Text: James 5:13-18

A friend recently asked me, “Harry, now that you are in a new chapter in your life, do you have any new routines?” It was a good question, one that I had to think about before answering. When I did respond, I noted that my wife and I start our day with the normal routines (getting dressed for the day, eating breakfast and reading the Bible together). Then I noted that I spend time most mornings studying and preparing for some classes that I am currently assigned to teach. But the more I pondered the question, I realized that most of my days are “interrupted”—interrupted by things I never anticipated or planned to undertake. I am convinced this is part of the human condition, and your days are “interrupted” as well.

So what do we do when those unplanned, unexpected things come our way? Let’s be clear. Some of the interruptions are absolutely delightful. But many are unsettling and cause us to worry and fret. In these situations we often resort to doing things as we have done them in the past. We rely on our own skill and expertise. But God has a better way. In fact, He has a resource that we often overlook or resort to only when we are at our most desperate point. Yet our text informs us that it should be our default way of living in…EVERY…circumstance.

You will want to notice that the passage begins with a series of three questions, followed by three answers—all of which make reference to some form of prayer. In fact, James refers to prayer eight different times in the text! Whether it is prayer in the form of supplication, confession to God and one another, or prayer in the form of a musical expression of praise. But it is not just prayer to start and end the day. Neither is it some obligatory prayer before a meal. What James is describing is similar to what the Apostle Paul refers to as “unceasing prayer” in 1 Thessalonians 5:17. You see, according to our text:


However, someone will ask, “Why should we pray? It seems so passive, so powerless, and so outside of the normal way of doing things. Why pray?” There are hundreds of reasons the Bible gives in answer to this question, but our text provides us with two very important considerations.
  1. God commands us to pray! In verses 13, 14, and 16 James uses an imperative form of the verb to instruct the reader to pray, whether we are facing suffering, joyful circumstances or human weakness. 
  2. We should pray because our text tells us that it is “effective.” The phrase at the end of verse 16 can be translated in a variety of ways, but the writer seems to be saying that “urgent praying” uttered by people of faith is extremely powerful. 
God commands us to pray, and the act of praying gets results because God has ordained it to be so!

We are also faced with a very pragmatic question. How should we pray? There are a lot of formulas and strategies available to people of faith to help them in this important ministry of prayer. You will want to employ whatever strategy for prayer that is helpful for you in your daily communication with God. At the same time, James seems to imply that prayer is both individual communion with God (vv. 13-14a) and corporate intercession on behalf of one another (vv. 14b-16).

No set prayer strategy is described.

We are simply encouraged to pray…IN EVERY CIRCUMSTANCE. It is our first response to the situations we face.

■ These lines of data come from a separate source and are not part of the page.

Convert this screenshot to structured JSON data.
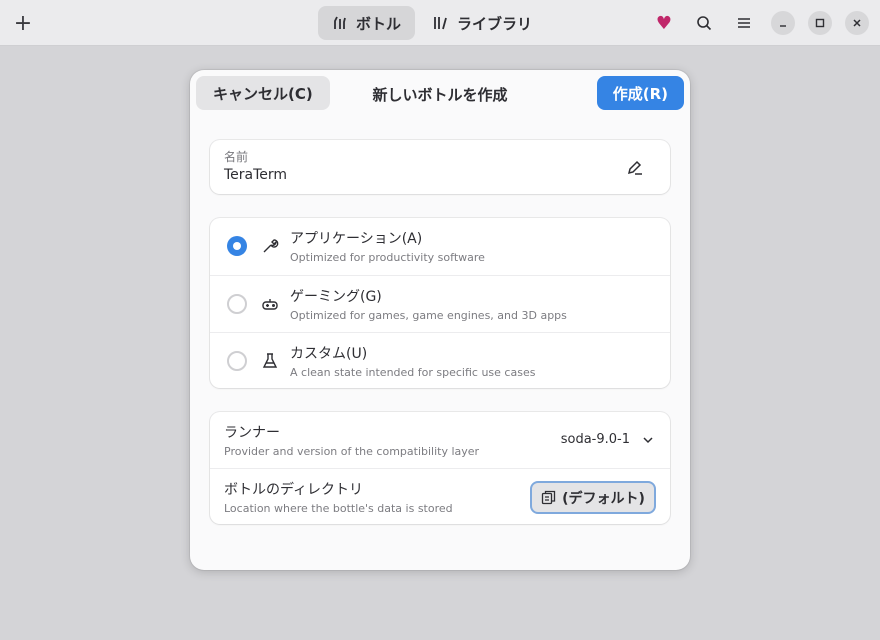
{
  "header": {
    "add_icon": "plus-icon",
    "tabs": [
      {
        "label": "ボトル",
        "icon": "bottles-icon",
        "active": true
      },
      {
        "label": "ライブラリ",
        "icon": "library-icon",
        "active": false
      }
    ],
    "actions": [
      "heart-icon",
      "search-icon",
      "menu-icon"
    ],
    "window_controls": [
      "minimize-icon",
      "maximize-icon",
      "close-icon"
    ],
    "heart_color": "#c0276a"
  },
  "dialog": {
    "cancel_label": "キャンセル(C)",
    "title": "新しいボトルを作成",
    "create_label": "作成(R)",
    "accent": "#3584e4",
    "name": {
      "label": "名前",
      "value": "TeraTerm",
      "edit_icon": "edit-icon"
    },
    "environments": [
      {
        "title": "アプリケーション(A)",
        "subtitle": "Optimized for productivity software",
        "icon": "wrench-icon",
        "selected": true
      },
      {
        "title": "ゲーミング(G)",
        "subtitle": "Optimized for games, game engines, and 3D apps",
        "icon": "gamepad-icon",
        "selected": false
      },
      {
        "title": "カスタム(U)",
        "subtitle": "A clean state intended for specific use cases",
        "icon": "flask-icon",
        "selected": false
      }
    ],
    "runner": {
      "title": "ランナー",
      "subtitle": "Provider and version of the compatibility layer",
      "value": "soda-9.0-1"
    },
    "directory": {
      "title": "ボトルのディレクトリ",
      "subtitle": "Location where the bottle's data is stored",
      "button_label": "(デフォルト)"
    }
  }
}
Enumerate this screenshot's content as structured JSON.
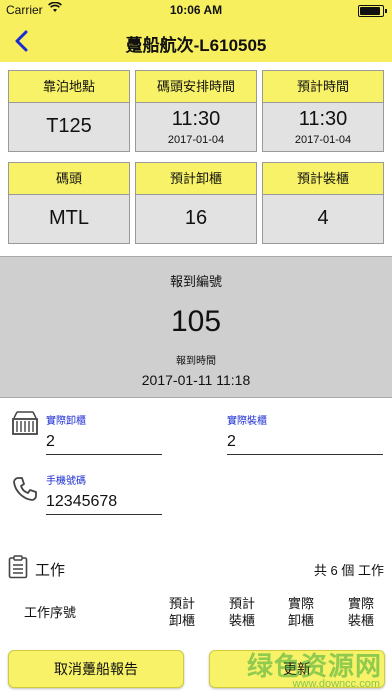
{
  "status_bar": {
    "carrier": "Carrier",
    "time": "10:06 AM",
    "battery_level": 1.0
  },
  "nav": {
    "title": "躉船航次-L610505"
  },
  "info_cards": {
    "berth": {
      "label": "靠泊地點",
      "value": "T125"
    },
    "pier_time": {
      "label": "碼頭安排時間",
      "time": "11:30",
      "date": "2017-01-04"
    },
    "eta": {
      "label": "預計時間",
      "time": "11:30",
      "date": "2017-01-04"
    },
    "pier": {
      "label": "碼頭",
      "value": "MTL"
    },
    "est_unload": {
      "label": "預計卸櫃",
      "value": "16"
    },
    "est_load": {
      "label": "預計裝櫃",
      "value": "4"
    }
  },
  "report": {
    "label": "報到編號",
    "number": "105",
    "time_label": "報到時間",
    "time_value": "2017-01-11 11:18"
  },
  "fields": {
    "actual_unload": {
      "label": "實際卸櫃",
      "value": "2"
    },
    "actual_load": {
      "label": "實際裝櫃",
      "value": "2"
    },
    "phone": {
      "label": "手機號碼",
      "value": "12345678"
    }
  },
  "work": {
    "title": "工作",
    "count": "共 6 個 工作",
    "columns": {
      "seq": "工作序號",
      "est_unload_1": "預計",
      "est_unload_2": "卸櫃",
      "est_load_1": "預計",
      "est_load_2": "裝櫃",
      "act_unload_1": "實際",
      "act_unload_2": "卸櫃",
      "act_load_1": "實際",
      "act_load_2": "裝櫃"
    }
  },
  "buttons": {
    "cancel": "取消躉船報告",
    "update": "更新"
  },
  "watermark": {
    "text": "绿色资源网",
    "url": "www.downcc.com"
  },
  "colors": {
    "accent_yellow": "#f7ef5e",
    "header_cell": "#f7f267",
    "label_blue": "#1a2bd1",
    "back_blue": "#1a2bd1"
  }
}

Someone will surely ask, “Well, does this mean that God will answer every prayer we present to Him? Will He rescue us from every bad circumstance we face?” You may have noticed that in a previous paragraph I used the phrase “human weakness” to describe one of the situations in which we frequently find ourselves. I am of the persuasion that the “sick person” in verse 15 is referring—not so much to someone dealing with a disease-borne illness—but more to human weakness brought on by the ravages of sin and disobedience in our lives. That is why James calls his readers to “confess their sins.”

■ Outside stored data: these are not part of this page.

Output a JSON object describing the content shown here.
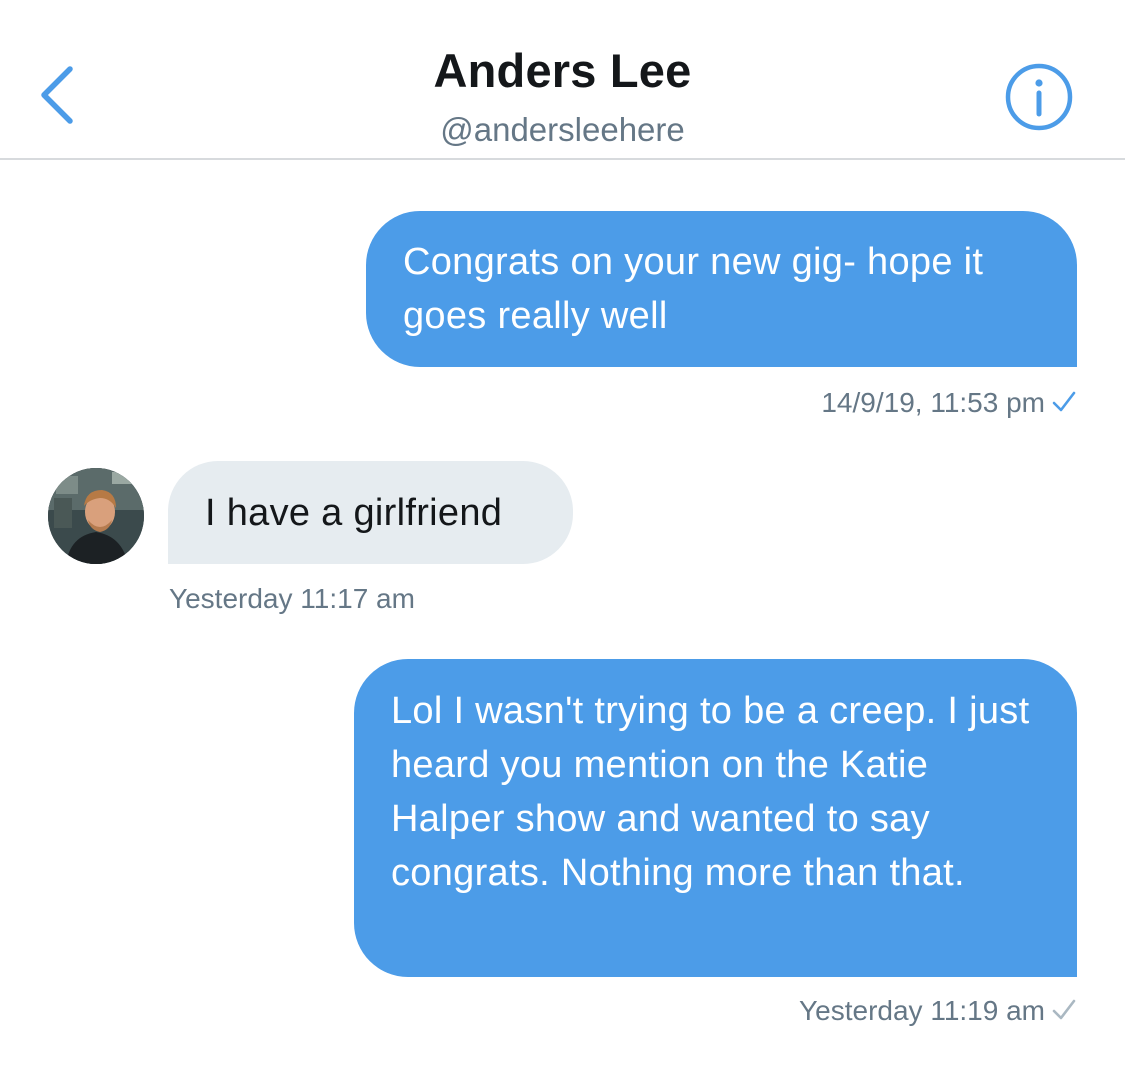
{
  "header": {
    "name": "Anders Lee",
    "handle": "@andersleehere",
    "back_icon": "chevron-left-icon",
    "info_icon": "info-icon"
  },
  "colors": {
    "accent": "#4c9ce8",
    "incoming_bubble": "#e6ecf0",
    "muted_text": "#657786",
    "divider": "#d7dadd"
  },
  "messages": [
    {
      "direction": "outgoing",
      "text": "Congrats on your new gig- hope it goes really well",
      "timestamp": "14/9/19, 11:53 pm",
      "status_icon": "checkmark-icon",
      "status_color": "#4c9ce8"
    },
    {
      "direction": "incoming",
      "text": "I have a girlfriend",
      "timestamp": "Yesterday 11:17 am"
    },
    {
      "direction": "outgoing",
      "text": "Lol I wasn't trying to be a creep. I just heard you mention on the Katie Halper show and wanted to say congrats. Nothing more than that.",
      "timestamp": "Yesterday 11:19 am",
      "status_icon": "checkmark-icon",
      "status_color": "#aab8c2"
    }
  ]
}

In addition, the word translated “sick” in verse 15 is the same word rendered “weakness” in other passages (cf. ROM 4:19; 1 COR 8:11-12; 2 COR 11:29; 1 THESS 5:14). The term seems to refer to spiritual-emotional weariness that weighs a person down after repeated acts of sin and rebellion against the revealed will of God.

So will God answer every prayer we present to Him? Will He heal every person who is physically afflicted?

My response is this:

Jesus is our King and we are citizens of His Kingdom (cf. COL 1:13-14). Our King will do whatever is good and right for His redemptive plan and the people He loves. 

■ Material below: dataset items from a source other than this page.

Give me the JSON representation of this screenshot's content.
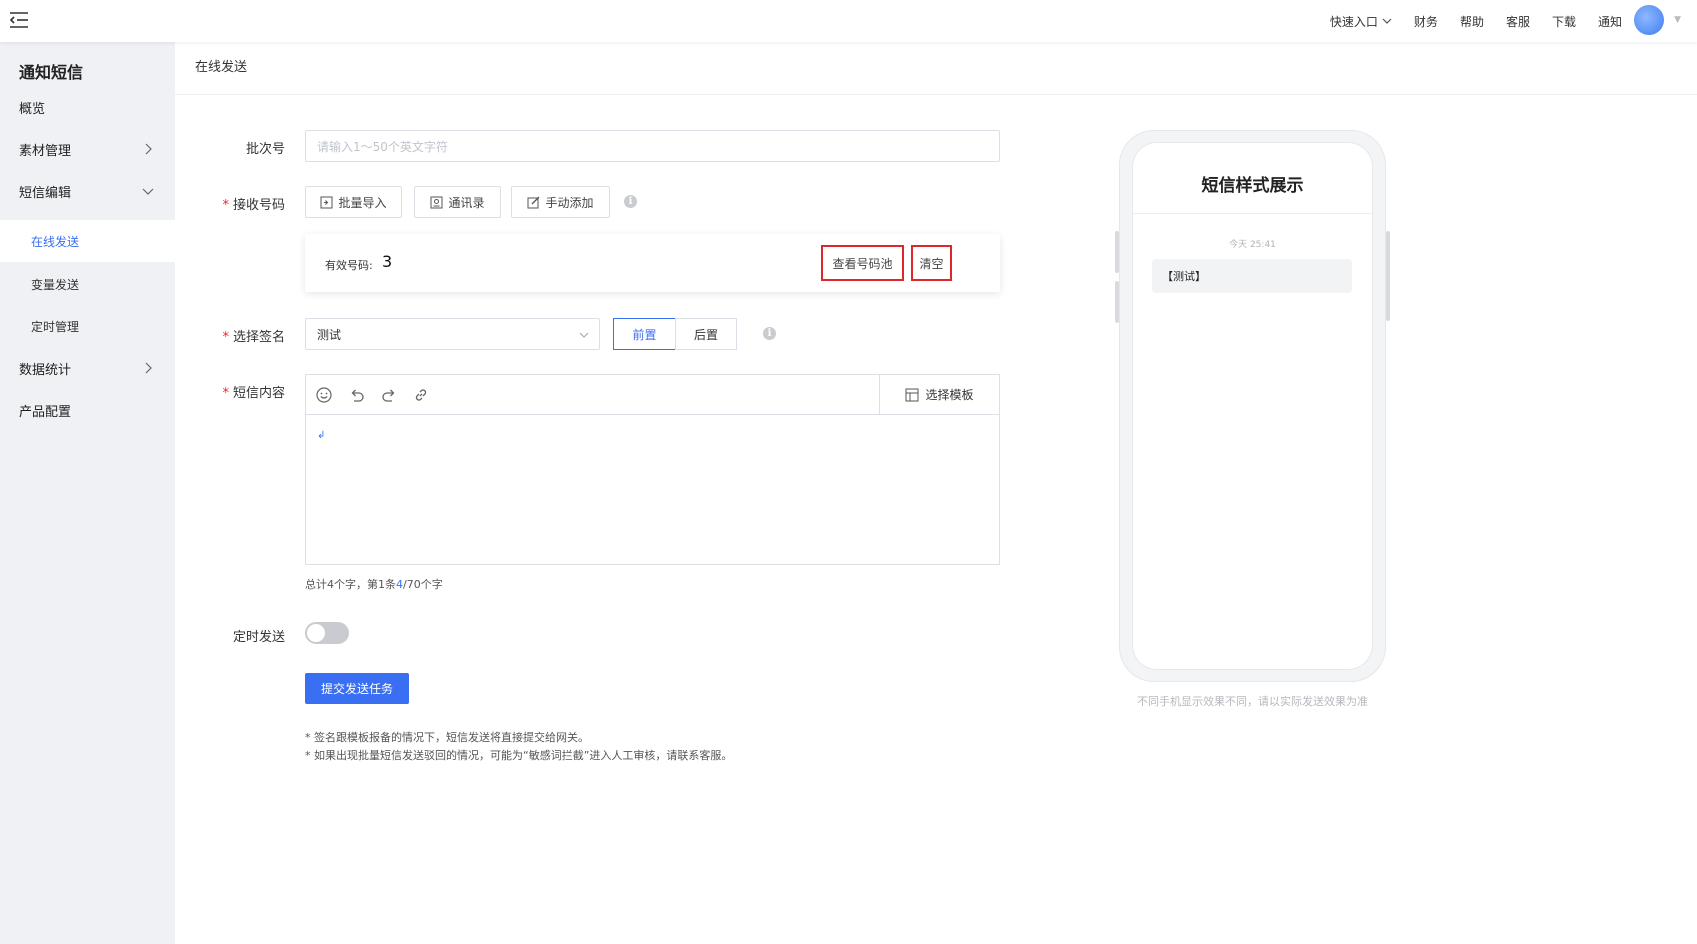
{
  "topbar": {
    "nav": [
      {
        "label": "快速入口",
        "has_caret": true
      },
      {
        "label": "财务"
      },
      {
        "label": "帮助"
      },
      {
        "label": "客服"
      },
      {
        "label": "下载"
      },
      {
        "label": "通知"
      }
    ],
    "avatar_color": "#3d7ef0"
  },
  "sidebar": {
    "title": "通知短信",
    "items": [
      {
        "label": "概览"
      },
      {
        "label": "素材管理",
        "arrow": "chevron-right-icon"
      },
      {
        "label": "短信编辑",
        "arrow": "chevron-down-icon"
      },
      {
        "label": "在线发送",
        "active": true
      },
      {
        "label": "变量发送"
      },
      {
        "label": "定时管理"
      },
      {
        "label": "数据统计",
        "arrow": "chevron-right-icon"
      },
      {
        "label": "产品配置"
      }
    ]
  },
  "main": {
    "breadcrumb": "在线发送",
    "form": {
      "batch_label": "批次号",
      "batch_placeholder": "请输入1～50个英文字符",
      "receiver_label": "接收号码",
      "import_buttons": [
        {
          "label": "批量导入",
          "icon": "import-icon"
        },
        {
          "label": "通讯录",
          "icon": "contacts-icon"
        },
        {
          "label": "手动添加",
          "icon": "edit-icon"
        }
      ],
      "valid_label": "有效号码:",
      "valid_count": "3",
      "view_pool": "查看号码池",
      "clear": "清空",
      "signature_label": "选择签名",
      "signature_value": "测试",
      "position_options": [
        "前置",
        "后置"
      ],
      "position_selected": "前置",
      "content_label": "短信内容",
      "template_button": "选择模板",
      "editor_tools": [
        "emoji-icon",
        "undo-icon",
        "redo-icon",
        "link-icon"
      ],
      "char_count_prefix": "总计4个字，第1条",
      "char_count_highlight": "4",
      "char_count_suffix": "/70个字",
      "schedule_label": "定时发送",
      "schedule_on": false,
      "submit": "提交发送任务",
      "notes": [
        "* 签名跟模板报备的情况下，短信发送将直接提交给网关。",
        "* 如果出现批量短信发送驳回的情况，可能为“敏感词拦截”进入人工审核，请联系客服。"
      ]
    },
    "preview": {
      "title": "短信样式展示",
      "time": "今天 25:41",
      "message": "【测试】",
      "note": "不同手机显示效果不同，请以实际发送效果为准"
    }
  },
  "colors": {
    "accent": "#3a6ff3",
    "required": "#f5222d",
    "highlight_box": "#e0262b"
  }
}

What we do know is that He always responds to us with wisdom and love. In addition, we also know that when we confess our sin and rebellion, He will raise us up from our spiritual weariness to serve Him once again (v 15).

So what about your day? Has it already been interrupted by things you never expected? Yes, that’s the way life works—all the time!

Begin to implement some new strategies and start them as soon as you awaken!
  1. Tell the Heavenly Father that He can do with your schedule whatever He wants. 
  2. Before your feet touch the floor, ask King Jesus to give you wisdom to glorify Him no matter what you face. 
  3. And like Elijah of old, make prayer your consistent, default resource for every circumstance you face.